Doing that work is not disloyalty. It is what allows you to love your mother without being controlled by her. And it is what makes you available for the kind of partnership you actually want.


The "What About Women?" Moment

Laurie

A significant number of men in that thread responded to the original post by redirecting to women's shortcomings. Women who won't cook. Women with unrealistic standards. Women who are bitter. And I understand the impulse, I really do. When you feel criticized as a group, the reflex is to level the playing field.

But here is the thing worth sitting with: if your first response to someone naming a real pattern is to immediately point at the other gender, you are not engaging with the feedback. You are deflecting it.

The patterns the original poster described are real. The patterns those men named in response are also real. Both can be true at the same time. Neither side gets to use the other's flaws as a reason to avoid looking at their own.

In this community especially, we have all arrived at midlife carrying things we didn't fully choose. Patterns from the families we grew up in. Scripts about gender roles and marriage and what we are supposed to want. Wounds from relationships that didn't go the way the plan promised. None of that is shameful. But all of it is our responsibility to look at, because nobody else can do that work for us.

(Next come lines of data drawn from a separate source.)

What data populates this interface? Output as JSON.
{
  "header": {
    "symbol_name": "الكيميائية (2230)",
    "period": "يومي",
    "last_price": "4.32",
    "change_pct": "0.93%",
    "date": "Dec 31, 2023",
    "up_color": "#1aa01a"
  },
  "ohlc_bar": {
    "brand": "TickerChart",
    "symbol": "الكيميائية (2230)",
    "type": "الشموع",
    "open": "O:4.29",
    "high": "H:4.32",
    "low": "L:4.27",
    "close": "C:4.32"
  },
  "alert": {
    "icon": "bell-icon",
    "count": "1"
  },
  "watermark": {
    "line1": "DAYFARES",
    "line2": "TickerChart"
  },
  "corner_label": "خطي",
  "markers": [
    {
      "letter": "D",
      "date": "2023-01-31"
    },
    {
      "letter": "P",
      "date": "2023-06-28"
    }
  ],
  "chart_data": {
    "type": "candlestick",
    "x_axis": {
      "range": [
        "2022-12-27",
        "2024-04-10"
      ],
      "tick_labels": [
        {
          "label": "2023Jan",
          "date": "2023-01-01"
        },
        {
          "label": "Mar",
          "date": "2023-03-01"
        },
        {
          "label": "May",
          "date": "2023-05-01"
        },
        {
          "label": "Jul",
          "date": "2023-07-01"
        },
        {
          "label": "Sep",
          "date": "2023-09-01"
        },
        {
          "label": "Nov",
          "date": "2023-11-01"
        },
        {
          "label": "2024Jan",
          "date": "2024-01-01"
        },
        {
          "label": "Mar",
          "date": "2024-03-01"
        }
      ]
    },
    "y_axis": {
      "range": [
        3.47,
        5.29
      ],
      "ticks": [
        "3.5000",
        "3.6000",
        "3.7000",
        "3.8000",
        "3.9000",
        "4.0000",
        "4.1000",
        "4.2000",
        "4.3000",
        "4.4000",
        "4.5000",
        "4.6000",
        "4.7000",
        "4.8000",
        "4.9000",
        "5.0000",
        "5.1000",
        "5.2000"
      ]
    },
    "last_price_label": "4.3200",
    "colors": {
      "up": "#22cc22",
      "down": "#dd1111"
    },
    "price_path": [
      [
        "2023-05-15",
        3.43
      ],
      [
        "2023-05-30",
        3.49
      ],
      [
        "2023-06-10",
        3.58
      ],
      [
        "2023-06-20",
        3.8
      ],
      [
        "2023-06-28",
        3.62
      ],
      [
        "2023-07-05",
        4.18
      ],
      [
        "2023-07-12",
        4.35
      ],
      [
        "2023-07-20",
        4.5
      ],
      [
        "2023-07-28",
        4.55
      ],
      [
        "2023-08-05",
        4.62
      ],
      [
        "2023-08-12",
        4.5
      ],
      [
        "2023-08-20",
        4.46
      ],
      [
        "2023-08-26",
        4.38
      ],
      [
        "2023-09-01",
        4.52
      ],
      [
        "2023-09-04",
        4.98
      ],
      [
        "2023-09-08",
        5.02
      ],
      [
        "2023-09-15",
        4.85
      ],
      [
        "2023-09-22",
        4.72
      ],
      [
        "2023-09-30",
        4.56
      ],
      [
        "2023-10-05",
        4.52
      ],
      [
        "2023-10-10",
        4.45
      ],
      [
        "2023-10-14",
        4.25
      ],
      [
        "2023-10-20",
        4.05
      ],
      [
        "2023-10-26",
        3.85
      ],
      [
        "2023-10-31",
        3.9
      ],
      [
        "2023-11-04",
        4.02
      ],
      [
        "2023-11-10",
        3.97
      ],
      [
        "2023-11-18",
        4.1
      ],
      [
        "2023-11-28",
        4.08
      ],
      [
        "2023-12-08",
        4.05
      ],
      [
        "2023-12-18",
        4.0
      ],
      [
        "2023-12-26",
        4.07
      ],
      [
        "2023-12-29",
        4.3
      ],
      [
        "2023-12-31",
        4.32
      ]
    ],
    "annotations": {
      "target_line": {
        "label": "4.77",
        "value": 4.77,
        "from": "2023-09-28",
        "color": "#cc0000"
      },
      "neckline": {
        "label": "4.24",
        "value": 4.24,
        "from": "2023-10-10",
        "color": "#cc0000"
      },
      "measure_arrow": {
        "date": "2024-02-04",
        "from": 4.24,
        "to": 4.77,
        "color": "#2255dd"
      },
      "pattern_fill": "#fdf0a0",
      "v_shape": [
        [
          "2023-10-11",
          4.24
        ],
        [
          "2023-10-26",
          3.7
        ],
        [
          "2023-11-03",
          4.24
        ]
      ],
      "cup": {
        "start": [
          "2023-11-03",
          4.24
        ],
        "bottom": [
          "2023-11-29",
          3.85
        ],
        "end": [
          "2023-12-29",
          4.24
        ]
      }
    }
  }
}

The woman who posted her frustration and the men who pushed back are actually dealing with the same underlying challenge: learning who they are as adults, separate from the scripts they were handed.


The Real Complexity (Because It's There)

Scott

One group of commenters in the thread brought up something I don't want to skip past. Some of these men are genuinely single adults caring for aging, widowed, or unwell mothers. That is real life. That is not immaturity. That is a season of significant responsibility that many midlife singles are navigating.

There is a meaningful difference between a man who is emotionally enmeshed with his mother and a man who is in a demanding caregiving situation. Both may look similar from the outside, particularly in the early stages of dating. But the internal experience, and the trajectory, are very different.

A man who is caregiving from a healthy, differentiated place can still be clear about his priorities, communicate openly about his constraints, and make real room for a partner. A man who is emotionally entangled with a parent will struggle to do any of those things regardless of the caregiving situation.

Ask questions. Slow down. Give the conversation some space before you decide. Not every man with a complicated family situation is unavailable. But you deserve to know what you are actually stepping into.


What You're Really Looking For

Laurie

If you walked away from that thread feeling seen but stuck, here is what I want to leave you with.

The question is not "does he love his mother." The question is "has he become his own person." Because that is what makes a man available for a real partnership. Not the absence of family loyalty, but the presence of self-possession.

And here is the mirror worth holding up for yourself as well. Have you left? Have you done the work of becoming your own emotional authority, of knowing what you actually want and value separate from what your family, your faith community, or your past relationships taught you to want? That work is not easier for women than it is for men. It is just a different shape.

What you are looking for in a partner, you also have to be building in yourself. A person who knows who they are and chooses from that place, rather than from fear or habit or the need for approval. That kind of person draws a very different kind of relationship toward them.

You are not looking for someone who will put you first in a competition with his mother. You are looking for a man who has done enough of his own growing that there is no competition at all.

And when you are ready to go deeper into that work, we will be here.


— Scott & Laurie

Weighing in from the lowest tier of the Celestial Kingdom, where we finally figured out that "leaving and cleaving" applies to both people, and the view is considerably better once you do.